Marie-Françoise Bechtel : «80% des Français sont pour la réinstauration du service national»

Des soldats français sur la base militaire française en Jordanie Source: Reuters
Des soldats français sur la base militaire française en Jordanie

Le service national obligatoire pourrait résoudre le problème d’intégration, estime l’auteure de la pétition pour sa réinstauration, la député de l’Aisne Marie-Françoise Bechtel.

RT France : Pourquoi avez-vous lancé l’initiative de la réinstauration du service national ?

Marie-Françoise Bechtel : Je l’ai lancée au lendemain des attentats du 13 novembre 2015. C’est pour tenir compte du fait que nous nous trouvons maintenant face à des actes de barbarie contre la Nation et contre ses citoyens. Des jeunes d’origine extrêmement variée posent les problèmes d’intégration nationale et républicaine dans notre pays. Or, il faut maintenant des mesures de longue durée sur cette intégration, et donc un service national qui serait repensé, un service du XXIème siècle, serait, je crois, la réponse dans la mesure où il serait obligatoire pour les deux sexes – c’est un point essentiel.

RT France : Pensez-vous que l’intégration des jeunes  en sera facilitée?

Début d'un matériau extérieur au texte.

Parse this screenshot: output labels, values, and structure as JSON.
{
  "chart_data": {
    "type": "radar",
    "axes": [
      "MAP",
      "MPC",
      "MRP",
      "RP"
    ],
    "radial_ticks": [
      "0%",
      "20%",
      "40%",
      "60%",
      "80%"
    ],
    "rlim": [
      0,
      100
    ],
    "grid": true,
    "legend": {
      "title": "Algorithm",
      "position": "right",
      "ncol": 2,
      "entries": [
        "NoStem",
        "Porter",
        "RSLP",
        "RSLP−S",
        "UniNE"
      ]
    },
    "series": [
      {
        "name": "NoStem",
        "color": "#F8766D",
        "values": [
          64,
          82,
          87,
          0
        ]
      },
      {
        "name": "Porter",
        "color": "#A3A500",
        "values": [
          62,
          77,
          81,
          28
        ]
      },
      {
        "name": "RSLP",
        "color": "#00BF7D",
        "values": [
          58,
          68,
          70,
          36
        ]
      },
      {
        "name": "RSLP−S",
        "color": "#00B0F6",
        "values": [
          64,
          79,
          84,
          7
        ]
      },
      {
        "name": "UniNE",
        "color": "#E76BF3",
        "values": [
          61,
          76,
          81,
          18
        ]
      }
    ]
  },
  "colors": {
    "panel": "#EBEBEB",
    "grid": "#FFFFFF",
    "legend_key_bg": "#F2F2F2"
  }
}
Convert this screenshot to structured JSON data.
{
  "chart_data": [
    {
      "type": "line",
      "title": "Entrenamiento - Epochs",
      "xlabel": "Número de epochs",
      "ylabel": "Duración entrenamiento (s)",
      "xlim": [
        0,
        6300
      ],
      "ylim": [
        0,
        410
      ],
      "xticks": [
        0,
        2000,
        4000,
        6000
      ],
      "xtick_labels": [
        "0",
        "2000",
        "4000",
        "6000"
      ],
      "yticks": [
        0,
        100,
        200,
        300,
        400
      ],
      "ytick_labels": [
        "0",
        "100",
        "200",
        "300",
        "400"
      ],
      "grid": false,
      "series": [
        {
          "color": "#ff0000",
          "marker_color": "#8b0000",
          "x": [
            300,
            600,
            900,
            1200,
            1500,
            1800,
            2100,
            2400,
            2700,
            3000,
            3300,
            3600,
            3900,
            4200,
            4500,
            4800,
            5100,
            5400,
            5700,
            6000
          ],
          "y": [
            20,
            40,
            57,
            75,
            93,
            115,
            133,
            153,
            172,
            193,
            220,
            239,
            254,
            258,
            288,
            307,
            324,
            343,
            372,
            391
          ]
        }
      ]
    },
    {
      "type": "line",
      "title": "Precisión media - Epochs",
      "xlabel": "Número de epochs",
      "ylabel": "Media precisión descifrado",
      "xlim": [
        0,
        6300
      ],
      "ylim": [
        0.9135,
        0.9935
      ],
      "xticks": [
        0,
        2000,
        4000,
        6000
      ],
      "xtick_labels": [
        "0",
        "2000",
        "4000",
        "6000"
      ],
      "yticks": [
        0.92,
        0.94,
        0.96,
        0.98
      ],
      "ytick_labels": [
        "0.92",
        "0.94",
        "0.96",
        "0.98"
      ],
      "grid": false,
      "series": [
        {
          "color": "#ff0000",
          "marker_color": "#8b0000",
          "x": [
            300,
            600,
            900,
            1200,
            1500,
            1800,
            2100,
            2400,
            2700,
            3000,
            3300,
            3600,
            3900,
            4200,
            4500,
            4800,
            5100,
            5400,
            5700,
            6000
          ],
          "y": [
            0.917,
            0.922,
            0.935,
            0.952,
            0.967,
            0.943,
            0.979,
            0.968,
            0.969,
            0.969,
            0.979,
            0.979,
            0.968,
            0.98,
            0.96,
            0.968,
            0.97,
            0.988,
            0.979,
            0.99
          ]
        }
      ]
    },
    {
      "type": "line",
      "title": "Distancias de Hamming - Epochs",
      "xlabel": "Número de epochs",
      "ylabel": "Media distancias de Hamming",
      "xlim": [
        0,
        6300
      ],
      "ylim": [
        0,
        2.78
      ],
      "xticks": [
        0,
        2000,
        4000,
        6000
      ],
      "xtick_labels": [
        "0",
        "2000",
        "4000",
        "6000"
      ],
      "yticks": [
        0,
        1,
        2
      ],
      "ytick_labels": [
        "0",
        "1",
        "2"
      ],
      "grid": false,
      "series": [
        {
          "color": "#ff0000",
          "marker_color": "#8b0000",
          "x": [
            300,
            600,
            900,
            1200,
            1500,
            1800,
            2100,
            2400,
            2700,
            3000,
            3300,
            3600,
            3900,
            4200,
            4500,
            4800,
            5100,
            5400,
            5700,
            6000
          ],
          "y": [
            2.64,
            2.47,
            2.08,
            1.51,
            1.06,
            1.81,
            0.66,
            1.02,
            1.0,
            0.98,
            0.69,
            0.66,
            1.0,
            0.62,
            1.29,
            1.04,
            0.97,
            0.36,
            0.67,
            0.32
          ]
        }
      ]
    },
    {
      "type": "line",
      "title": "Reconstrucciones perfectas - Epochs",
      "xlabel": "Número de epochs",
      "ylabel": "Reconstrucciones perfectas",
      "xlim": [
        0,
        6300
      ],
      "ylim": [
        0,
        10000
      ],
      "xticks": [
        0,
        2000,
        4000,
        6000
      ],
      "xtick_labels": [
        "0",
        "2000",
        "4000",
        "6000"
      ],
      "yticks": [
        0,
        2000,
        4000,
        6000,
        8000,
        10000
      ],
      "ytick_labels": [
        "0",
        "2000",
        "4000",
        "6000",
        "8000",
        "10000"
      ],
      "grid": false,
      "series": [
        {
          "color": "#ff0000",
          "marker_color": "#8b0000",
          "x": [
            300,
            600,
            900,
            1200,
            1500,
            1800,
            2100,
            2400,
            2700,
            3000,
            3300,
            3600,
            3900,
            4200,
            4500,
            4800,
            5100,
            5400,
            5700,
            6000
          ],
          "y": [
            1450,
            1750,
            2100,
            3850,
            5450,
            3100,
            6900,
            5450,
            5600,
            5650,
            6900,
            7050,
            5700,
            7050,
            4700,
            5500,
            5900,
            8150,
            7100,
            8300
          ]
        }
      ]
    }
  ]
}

Marie-Françoise Bechtel : Oui. Je pense même que c’est la seule mesure vraiment efficace, parce que l’école joue son rôle, mais on n’est jamais sûr qu’elle le joue suffisamment. Là, nous sommes dans un dispositif qui signifie qu’il y a un devoir vis-à-vis de la collectivité nationale, et surtout que les jeunes sont dans un brassage social et géographique. C’est-à-dire que toutes les classes sociales, toutes les couches sociales, tous les niveaux d’études, tous les âges et toutes les zones géographiques s’entremêlent, se rencontrent.

Il s’agit surtout de défendre la patrie et pas d’agresser

RT France : Le service militaire a été suspendu sous Jacques Chirac en 1997. Est-ce que le retour du service peut être vu comme un pas en arrière ?

Marie-Françoise Bechtel : Personnellement je vois que 80% des Français sont pour, dont 69% des jeunes de plus de 18 ans. Je parle aux électeurs de ma circonscription, et ils sont à fond pour cette idée. C’est quasiment un raz-de-marée. Alors, retour en arrière, je veux bien, mais ça veut dire que beaucoup de gens veulent retourner en arrière. Le sondage dont j’ai parlé a été fait sur le plan national après les attentats de Charlie Hebdo, en janvier dernier. Je ne les connaissais pas quand je faisais ma pétition, on me les a montrés ensuite. J’ai constaté en effet que dans ma circonscription c’était bien la même chose. Je suis même surprise par la force de l’adhésion.

RT France: Et pourquoi, à votre avis, les gens soutiennent cette idée ?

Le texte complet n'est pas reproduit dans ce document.